In any case, it should be remembered that these fears are only there to give us the indication that there’s something we need to tackle and embrace.

Where Do Ideas Actually Come From?

Incredible advances in understanding how our brains work have been made by neuroscientists, yet the place where our consciousness is generated and our mind resides proves elusive. It’s a good guess is that it’s only proving tricky to find because people are looking in totally the wrong place.

So when it comes to finding the source of something even more ethereal such as an idea, where do you even start looking? Even an expensive MRI scanner won’t help you here as it measures the brain state after a thought has occurred. Apart from anything else, you might not have an MRI scanner handy when that idea comes along as they tend to be random in nature.

Bring in the Thought Detectives
To find the source of ideas, we have become sleuths. The first clues to pick up on can be found in our language.
It is no accident that we say things like, “Off the top of my head” and “At the back of my mind”. When something is on “the tip of my tongue”, it well be exactly where it is at that moment in time.

If you observe people when they talk, the position of their hands gives much away too. Sometimes people reach above their heads as if they are pulling an idea out of the ether. They will pat the centre of their chest if they feel passionate about something.

It turns out that thoughts exhibit properties similar, but different, to electromagnetic waves. The quantum physicists, neuroscientists and the mystics (and crackpots) are all converging on the same type of somewhat preposterous conclusion. It looks like our three space and one time dimensions sit on top of a number of other dimensions that, accordingly, sit outside space and time. Furthermore, it is in these ethereal realms that thoughts propagate from the present, past and future.

So it seems that the latest theories in cosmology are somewhat converging with those on consciousness. These theories could explain things like your dog knowing you are coming home or that you know the phone is about to ring and who is going to be on the other end of it. Da Vinci may well have had the prescience to invent the helicopter and parachute by using a similar mechanism.

Water, Water Everywhere
A similar mystery exists around where ideas and thoughts go once we had them. The search for the location of our memory in our brains has proved fruitless.

Some further illumination into this conundrum can be had from the phrase, “I can feel it in my water”. Many people I spoke to when researching my book on light bulb moments testified that they got their ideas when in the shower or when out walking near a river or waterfall.

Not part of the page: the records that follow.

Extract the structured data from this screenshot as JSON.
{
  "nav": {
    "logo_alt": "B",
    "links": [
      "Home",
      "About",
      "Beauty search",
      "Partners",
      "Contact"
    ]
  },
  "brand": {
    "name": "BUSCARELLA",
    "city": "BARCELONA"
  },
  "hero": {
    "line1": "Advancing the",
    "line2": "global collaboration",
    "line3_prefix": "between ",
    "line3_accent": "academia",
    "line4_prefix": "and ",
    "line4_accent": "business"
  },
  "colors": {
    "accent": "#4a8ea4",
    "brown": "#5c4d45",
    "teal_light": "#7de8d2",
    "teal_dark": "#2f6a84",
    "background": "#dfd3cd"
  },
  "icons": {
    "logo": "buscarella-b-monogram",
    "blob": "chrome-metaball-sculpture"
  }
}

It is also reported that people who have had transplants of organs like the heart, lung and kidney exhibit personality changes and can even pick up memories from the donor.
It appears that the water in our cells is not just to stop us drying out. The Japanese author Masaru Emoto has done many experiments with water that show its state changes with the mood and emotions of people around it.

Nothing New Under the Sun
For some readers, some of this might sound bonkers and for others, it may nothing new you may have heard bits or all of it elsewhere. Well it appears that much of what we are re-discovering was known and accepted by the ancient Greeks and civilizations that predated them by thousands of years.

There may be a benefit to those who suspend their belief and accept that some of this might be true, even if it’s not been quite ratified and embraced by the left-brained scientific community. If you accept the notion that thoughts might come from outside our brains from a collective thought pool, we must then ask the question of why we just picked up on a specific thought at a specific time.

After all, if this is all true, there’s a near infinity of thoughts bouncing around in the cracks between our neurons.
If these specific ethereal whispers are filtering through to your conscious awareness, perhaps it’s important that you pay attention to them. What’s more, as they only occur in the space between your thoughts and if you want more of them, it may pay great dividends to attend that meditation or yoga class.